Hugging Face-based student model for hierarchical text classification.

This implementation combines Hugging Face transformer models for text encoding with multi-layer perceptron (MLP) classifiers for hierarchical classification decisions. The model encodes input text using pre-trained transformers, then applies local classifiers at each taxonomy level to make hierarchical predictions.

The architecture supports configurable MLP layers, various PyTorch optimizers, early stopping, and class weight balancing to handle imbalanced training datasets effectively. Designed for efficient inference after training on teacher-generated labels.

__init__

__init__(taxonomy: Taxonomy, config: Dict[str, Any], text_encoder: HuggingfaceTextEncoder, encoding_batch_size: int = 128) None

Initialize the HuggingFaceStudentHTC model. HuggingFaceStudentHTC models expect a config dictionary with the following keys: {

“model”: {

“hidden_dim”: <hidden dimension of MLP>, “num_layers”: <number of layers in MLP>, “dropout_rate”: <dropout rate of MLP>

}, “optimizer”: {

“name”: <torch optimizer name>, “params”: {<dictionary of kwargs for torch optimizer>}

}, “train”: {

“batch_size”: <batch size>, “num_epochs”: <maximum number of epochs>, “early_stopping_patience”: <number of epochs to wait before early stopping>, “train_validation_split”: <fraction of data to use for training>, “balance_class_weights”: <whether to balance class weights>

}, “valid”: {

“batch_size”: <batch size>

}

} :param taxonomy: The taxonomy data class instance to use. :param config: The configuration dictionary. :param text_encoder: The text encoder to use. :param encoding_batch_size: The batch size to use for encoding texts. Default is 128.

Methods

__init__(taxonomy, config, text_encoder[, ...])Initialize the HuggingFaceStudentHTC model. HuggingFaceStudentHTC models expect a config dictionary with the following keys: { "model": { "hidden_dim": <hidden dimension of MLP>, "num_layers": <number of layers in MLP>, "dropout_rate": <dropout rate of MLP> }, "optimizer": { "name": <torch optimizer name>, "params": {<dictionary of kwargs for torch optimizer>} }, "train": { "batch_size": <batch size>, "num_epochs": <maximum number of epochs>, "early_stopping_patience": <number of epochs to wait before early stopping>, "train_validation_split": <fraction of data to use for training>, "balance_class_weights": <whether to balance class weights> }, "valid": { "batch_size": <batch size> } } :param taxonomy: The taxonomy data class instance to use. :param config: The configuration dictionary. :param text_encoder: The text encoder to use. :param encoding_batch_size: The batch size to use for encoding texts. Default is 128.
classify_text(text)Classify the text.
classify_texts(texts)Classify a list of texts.
fit(teacher_labeled_data)Train the student model local classifiers.
get_property_labeled_data(labeled_data, prop)Get the property classifications for a given property.
get_subtaxonomy_labeled_data(labeled_data, ...)Get the labeled data for a given subtaxonomy.
init_classifiers()Initialize the classifiers. BFS through the taxonomy to initialize the classifiers. classifiers has the following format: .. code-block:: {<class_name>: { "properties": { <property_name>: { "categories": { <class_name>: { "properties": {...} } }, "classifier_index_to_class_name": <list of class names>, "classifier": <classifier> } } }} Returns: None.
load(load_path)Load the student model.
save(save_path)Save the student model.
split_features_labels(features, labels, split)Split the dataset into training and validation datasets.

classify_text

classify_text(text: str) Dict[str, Any]

Classify the text. :param text: The text to classify.

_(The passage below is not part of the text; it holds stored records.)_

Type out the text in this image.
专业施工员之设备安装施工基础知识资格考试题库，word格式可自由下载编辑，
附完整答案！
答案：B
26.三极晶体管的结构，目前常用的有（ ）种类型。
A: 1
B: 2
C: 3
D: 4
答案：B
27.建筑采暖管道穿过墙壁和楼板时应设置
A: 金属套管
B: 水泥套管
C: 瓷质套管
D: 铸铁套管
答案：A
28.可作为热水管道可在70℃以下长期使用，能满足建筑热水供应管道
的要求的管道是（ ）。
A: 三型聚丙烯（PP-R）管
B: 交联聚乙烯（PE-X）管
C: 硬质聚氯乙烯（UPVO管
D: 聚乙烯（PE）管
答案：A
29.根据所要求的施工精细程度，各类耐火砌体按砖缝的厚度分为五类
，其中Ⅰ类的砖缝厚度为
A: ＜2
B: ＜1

Returns: The classification result.

classify_texts

classify_texts(texts: List[str]) List[Dict[str, Any]]

Classify a list of texts. :param texts: The texts to classify.

Returns: The classification results.

fit

fit(teacher_labeled_data: Dict[str, Any]) Dict[str, Any]

Train the student model local classifiers. Breadth first search traversal through the taxonomy to train the classifiers. Return a dictionary of the training results. :param teacher_labeled_data: The labeled data from the teacher model.

Returns: The training results. The results dictionary has the following format: {

taxonomy.name: {
“properties”: {
<property_name>: {

“training_dataset_size”: <training_dataset_size>, “validation_dataset_size”: <validation_dataset_size>, “training_accuracy”: <training_accuracy>, “training_macro_f1”: <training_macro_f1>, “validation_accuracy”: <validation_accuracy> “validation_macro_f1”: <validation_macro_f1> “categories”: {

<class_name>: {
“properties”: {
<subproperty_name>: {

“training_dataset_size”: <training_dataset_size>, “validation_dataset_size”: <validation_dataset_size>, “training_accuracy”: <training_accuracy>, “training_macro_f1”: <training_macro_f1>, “validation_accuracy”: <validation_accuracy> “validation_macro_f1”: <validation_macro_f1>

}

}, “class_count”: <class_count>,

}

}

}

}, “class_count”: <class_count>,

} “setup_runtime”: <setup_runtime>, “training_runtime”: <training_runtime>

}

load

load(load_path: str) None

Load the student model. :param load_path: The path to load the model.

Returns: None

save

save(save_path: str) None

Save the student model. This method is not implemented. :param save_path: The path to save the model.

Returns: None

split_features_labels

split_features_labels(features: Tensor, labels: Tensor, split: float) Tuple[Tuple[Tensor, Tensor], Tuple[Tensor, Tensor]]

Split the dataset into training and validation datasets. :param features: The features tensor. :param labels: The labels tensor. :param split: The fraction of the data to use for training.

Returns: A tuple of the training and validation datasets.